Informations Systems Consultant

Archive for June, 2011

3 Tips for better LAN management


1. Have a scheduled network maintenance schedule

A proactive approach to equipments always keeps faults and failures at very low levels. It is the same approach that the wisdom of eating an apple each day keeps the Doctor away. Equipment need dusting, cleaning and cooling off. This ensures that they perform better and are fail tolerant.

2. Each Network peripheral should have its own installation file with documented configurations done

We all know the pain of having a network that is undocumented. When your ICT staff takes leave or is indisposed or you lay them off, it is always expensive to reconfigure network equipment. Documenting Consultants information(those that did the installation) helps alot.

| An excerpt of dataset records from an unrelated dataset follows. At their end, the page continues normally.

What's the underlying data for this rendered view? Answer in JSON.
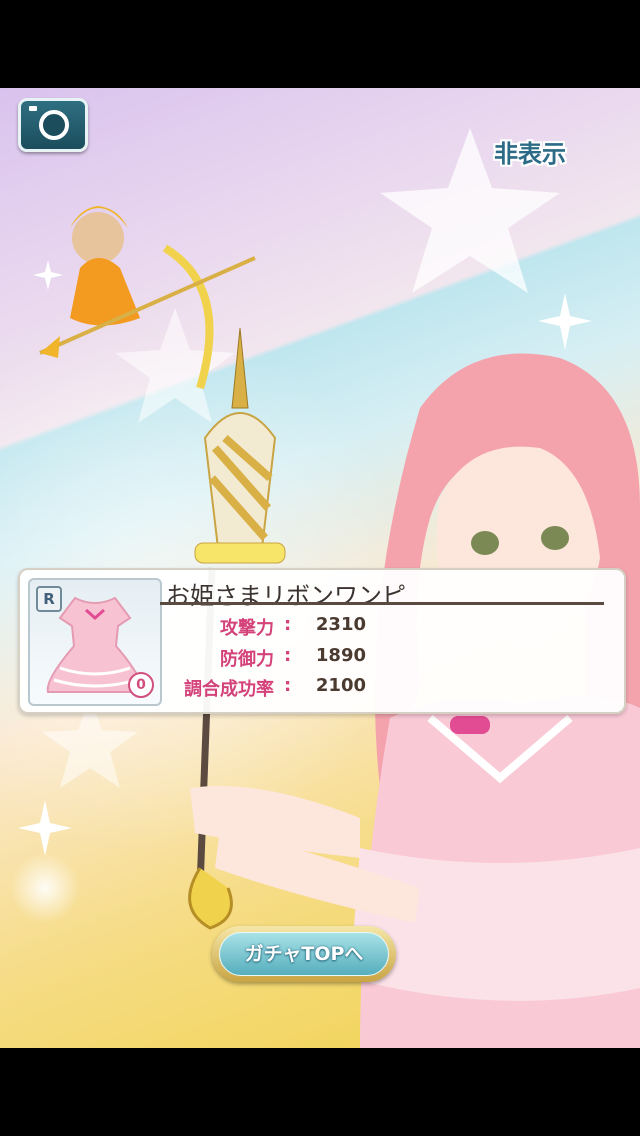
{
  "top_bar": {
    "hide_label": "非表示",
    "camera_icon": "camera-icon"
  },
  "item": {
    "rarity": "R",
    "plus_level": "0",
    "name": "お姫さまリボンワンピ",
    "stats": [
      {
        "label": "攻撃力",
        "colon": ":",
        "value": "2310"
      },
      {
        "label": "防御力",
        "colon": ":",
        "value": "1890"
      },
      {
        "label": "調合成功率",
        "colon": ":",
        "value": "2100"
      }
    ]
  },
  "buttons": {
    "gacha_top": "ガチャTOPへ"
  },
  "colors": {
    "accent_pink": "#d4427a",
    "button_teal": "#56aebd",
    "frame_gold": "#c9a443"
  }
}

Having a file with each equipment’s configuration documentation is the best guard from nasty surprises. these file should be kept safely and have a back-up somewhere out of the office. This also helps in monitoring your ICT assets and the files could also contain a copy of the latest maintenance sheet on the equipment.

3. Perform quartely audit of your whole ICT infrastructure

This is a healthy practise borrowed from the acconting perspective. Have an ICT adoption and disposal plan. From the ICT allocated funds have this as an expense. This will give you a true picture of where you are as an organisation in ICT, channel where you should be from consultants recommendations against world’s best practises and will save you alot of cash that would otherwise be allocated without the big picture in mind. t is noteworthy, to use consultants who use renown methodologies and produce audit documented evidence that back up their report.  Their recommendations might be daunting but a plan to enact them might save you alot of would be downtime or expensive technical faults in your systems.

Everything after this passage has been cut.